Julien : J’ai commencé il y’a deux ans et quelques mois. À la base c’était un cadeau d’anniversaire, un kit.

S : Le kit nature et découverte ? [rires]

J : Nan, celui à 500 balles, le kit sérieux [rires] J’ai commencé avec des kits tout-grain avec un stérilisateur et une capsuleuse Emily. Le filtre du stérilisateur est mauvais donc j’ai tout de suite fabriqué un manifold, celui d’univers-bière en l’occurrence. Mes deux premiers brassins étaient des kits et puis ensuite j’ai voulu faire mes propres recettes, dont une German IPA.

Simon : Tu peux nous parler de tes premières recettes, pourquoi une German IPA ?

J : J’ai voulu faire une German IPA juste pour faire suer les gens sur le chat de l’époque [NDLR : le chat du forum brassageamateur.com]. Parce qu’une German IPA ça n’existe pas donc ça faisait chier les nazis de la bière. J’ai utilisé du Mandarina Bavaria, c’était une bière qui avait un bon goût de pamplemousse. Juste j’ai eu un problème lors du Dry Hop car j’utilisais des cônes.

 

 


“La levure sèche c’est comme boire du café Nespresso par rapport à du café de chez son torréfacteur, c’est captif et tu es limité. La levure liquide tu n’es pas limité. L’utilisation n’est pas la même, la liquide c’est vivant, ça se cultive, ça se conserve.”


 

S : Ca a bouché le filtre ?

J :  Oui, j’ai galéré à filtrer proprement. Donc pour la recette suivante je suis parti sur quelque chose de plus sobre et j’ai brassé une SMASH [rires]. Ensuite sur deux ans j’ai dû brasser 540 litres, ce qui n’est pas énorme. Black IPA, English IPA, un Bitter, Red IPA, American IPA, j’ai fait pas mal de IPA.

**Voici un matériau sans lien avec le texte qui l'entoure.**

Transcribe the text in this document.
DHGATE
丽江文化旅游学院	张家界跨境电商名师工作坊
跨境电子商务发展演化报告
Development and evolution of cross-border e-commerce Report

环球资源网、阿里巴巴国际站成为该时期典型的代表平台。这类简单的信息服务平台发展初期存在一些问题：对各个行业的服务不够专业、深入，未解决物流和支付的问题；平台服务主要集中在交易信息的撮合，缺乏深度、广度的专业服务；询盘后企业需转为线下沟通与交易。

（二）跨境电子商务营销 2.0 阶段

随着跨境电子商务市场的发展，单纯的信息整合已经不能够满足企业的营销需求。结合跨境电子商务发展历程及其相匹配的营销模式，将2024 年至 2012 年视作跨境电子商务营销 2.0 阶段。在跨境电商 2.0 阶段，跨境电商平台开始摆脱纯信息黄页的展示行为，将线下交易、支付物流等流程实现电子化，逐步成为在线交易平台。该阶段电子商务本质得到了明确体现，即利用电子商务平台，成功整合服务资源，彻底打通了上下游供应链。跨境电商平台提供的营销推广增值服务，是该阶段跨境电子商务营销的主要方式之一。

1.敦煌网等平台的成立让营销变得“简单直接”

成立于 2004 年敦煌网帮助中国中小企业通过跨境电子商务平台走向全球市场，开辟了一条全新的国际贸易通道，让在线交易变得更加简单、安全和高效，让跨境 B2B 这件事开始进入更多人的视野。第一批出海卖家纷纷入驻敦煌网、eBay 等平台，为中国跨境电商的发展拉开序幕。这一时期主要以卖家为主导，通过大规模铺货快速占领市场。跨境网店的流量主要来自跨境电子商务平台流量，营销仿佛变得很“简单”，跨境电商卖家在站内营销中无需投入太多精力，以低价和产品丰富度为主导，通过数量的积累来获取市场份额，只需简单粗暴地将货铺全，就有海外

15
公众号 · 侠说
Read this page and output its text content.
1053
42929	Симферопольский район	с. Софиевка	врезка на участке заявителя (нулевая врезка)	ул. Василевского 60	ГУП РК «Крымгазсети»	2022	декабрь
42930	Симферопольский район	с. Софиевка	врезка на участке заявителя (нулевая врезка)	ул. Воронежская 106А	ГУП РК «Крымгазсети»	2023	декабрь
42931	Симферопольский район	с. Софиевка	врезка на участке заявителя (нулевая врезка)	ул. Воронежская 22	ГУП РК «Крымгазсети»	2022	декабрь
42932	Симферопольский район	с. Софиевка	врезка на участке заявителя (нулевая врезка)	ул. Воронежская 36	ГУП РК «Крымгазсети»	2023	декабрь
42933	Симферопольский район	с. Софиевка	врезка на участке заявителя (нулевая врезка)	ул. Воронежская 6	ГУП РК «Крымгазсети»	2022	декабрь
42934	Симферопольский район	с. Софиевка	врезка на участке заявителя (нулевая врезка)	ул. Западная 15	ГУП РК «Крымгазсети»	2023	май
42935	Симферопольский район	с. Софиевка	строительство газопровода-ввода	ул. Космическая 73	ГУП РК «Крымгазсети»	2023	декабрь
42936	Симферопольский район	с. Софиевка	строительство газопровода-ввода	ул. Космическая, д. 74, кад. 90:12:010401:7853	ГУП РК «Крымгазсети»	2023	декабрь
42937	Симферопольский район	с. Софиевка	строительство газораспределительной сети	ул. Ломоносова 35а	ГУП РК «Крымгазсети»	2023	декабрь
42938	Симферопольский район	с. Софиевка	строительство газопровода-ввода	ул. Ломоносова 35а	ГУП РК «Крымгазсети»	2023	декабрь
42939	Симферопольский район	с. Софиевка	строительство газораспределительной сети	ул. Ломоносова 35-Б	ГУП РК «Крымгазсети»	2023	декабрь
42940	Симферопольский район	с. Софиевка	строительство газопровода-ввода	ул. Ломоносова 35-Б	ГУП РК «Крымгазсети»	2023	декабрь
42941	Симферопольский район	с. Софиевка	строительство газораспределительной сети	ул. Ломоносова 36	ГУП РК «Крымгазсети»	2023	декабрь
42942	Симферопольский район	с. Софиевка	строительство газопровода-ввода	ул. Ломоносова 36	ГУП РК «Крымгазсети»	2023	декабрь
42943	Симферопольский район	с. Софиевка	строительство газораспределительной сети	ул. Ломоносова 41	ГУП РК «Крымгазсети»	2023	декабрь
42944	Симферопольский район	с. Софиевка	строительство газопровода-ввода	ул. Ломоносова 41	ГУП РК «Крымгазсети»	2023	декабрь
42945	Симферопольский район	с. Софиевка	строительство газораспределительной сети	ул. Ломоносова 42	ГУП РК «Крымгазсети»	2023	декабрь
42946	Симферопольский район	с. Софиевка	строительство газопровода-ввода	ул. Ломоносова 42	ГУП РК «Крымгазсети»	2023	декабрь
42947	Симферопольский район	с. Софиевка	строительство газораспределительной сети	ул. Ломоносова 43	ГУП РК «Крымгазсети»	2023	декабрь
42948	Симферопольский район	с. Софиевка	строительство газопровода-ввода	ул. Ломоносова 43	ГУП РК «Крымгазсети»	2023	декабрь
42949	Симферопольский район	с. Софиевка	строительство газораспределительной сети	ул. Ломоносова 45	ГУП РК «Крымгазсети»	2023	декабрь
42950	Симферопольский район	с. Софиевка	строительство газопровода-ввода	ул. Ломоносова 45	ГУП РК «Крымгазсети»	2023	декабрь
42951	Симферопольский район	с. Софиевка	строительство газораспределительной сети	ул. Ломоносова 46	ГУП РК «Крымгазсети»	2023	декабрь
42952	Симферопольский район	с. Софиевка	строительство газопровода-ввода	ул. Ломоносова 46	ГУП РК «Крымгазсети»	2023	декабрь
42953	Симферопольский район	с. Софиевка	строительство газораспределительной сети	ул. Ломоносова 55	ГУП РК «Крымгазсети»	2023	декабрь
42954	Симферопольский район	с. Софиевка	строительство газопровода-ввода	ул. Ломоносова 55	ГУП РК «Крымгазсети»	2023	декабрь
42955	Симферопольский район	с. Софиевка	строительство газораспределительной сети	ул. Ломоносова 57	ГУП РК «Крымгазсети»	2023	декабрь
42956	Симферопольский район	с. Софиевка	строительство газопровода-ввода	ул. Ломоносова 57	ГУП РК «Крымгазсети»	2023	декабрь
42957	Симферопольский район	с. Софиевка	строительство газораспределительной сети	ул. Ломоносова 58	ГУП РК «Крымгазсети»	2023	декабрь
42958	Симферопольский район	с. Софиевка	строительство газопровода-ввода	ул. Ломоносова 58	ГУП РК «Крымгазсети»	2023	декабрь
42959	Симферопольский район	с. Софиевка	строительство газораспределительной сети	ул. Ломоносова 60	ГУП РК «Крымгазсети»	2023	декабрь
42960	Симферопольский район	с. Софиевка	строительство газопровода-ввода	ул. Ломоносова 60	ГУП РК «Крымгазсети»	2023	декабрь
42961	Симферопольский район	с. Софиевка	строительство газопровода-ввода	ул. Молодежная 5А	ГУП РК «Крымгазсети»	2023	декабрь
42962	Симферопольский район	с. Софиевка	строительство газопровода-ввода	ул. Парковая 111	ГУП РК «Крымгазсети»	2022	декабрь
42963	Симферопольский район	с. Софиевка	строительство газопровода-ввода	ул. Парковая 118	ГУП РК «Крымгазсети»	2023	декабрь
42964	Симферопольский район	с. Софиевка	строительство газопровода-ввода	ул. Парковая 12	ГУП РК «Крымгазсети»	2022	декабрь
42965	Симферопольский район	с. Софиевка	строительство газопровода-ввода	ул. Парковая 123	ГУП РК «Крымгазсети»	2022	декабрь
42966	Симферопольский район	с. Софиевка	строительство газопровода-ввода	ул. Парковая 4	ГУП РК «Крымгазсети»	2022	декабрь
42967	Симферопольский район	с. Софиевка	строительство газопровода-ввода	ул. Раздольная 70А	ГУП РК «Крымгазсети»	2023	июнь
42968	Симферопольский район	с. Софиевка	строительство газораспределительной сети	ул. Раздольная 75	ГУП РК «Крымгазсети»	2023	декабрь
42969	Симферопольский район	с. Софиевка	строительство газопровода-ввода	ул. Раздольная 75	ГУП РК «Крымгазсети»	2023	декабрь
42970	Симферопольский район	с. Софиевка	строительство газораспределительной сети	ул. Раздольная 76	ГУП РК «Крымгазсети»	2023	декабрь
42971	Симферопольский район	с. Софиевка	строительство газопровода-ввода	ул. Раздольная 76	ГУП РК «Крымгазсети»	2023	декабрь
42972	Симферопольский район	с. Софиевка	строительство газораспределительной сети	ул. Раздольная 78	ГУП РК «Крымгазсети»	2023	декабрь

S : Tu as brassé d’autres styles que des IPA ? [rires]

J : Oui j’ai testé pas mal de styles : Rauchbier, un Stout lactose,Vienna Lager.

S : Tu explores les styles pour les découvrir ou parce que c’est ce que ton entourage veut boire ?

J : J’ai découvert que j’aimais certains styles en les brassant. Par exemple initialement j’aimais pas les Witbier, et après en avoir brassé une parce que j’avais à disposition une levure Forbidden Fruit [Wyeast 3463-PC], j’ai réalisé que c’était super bon.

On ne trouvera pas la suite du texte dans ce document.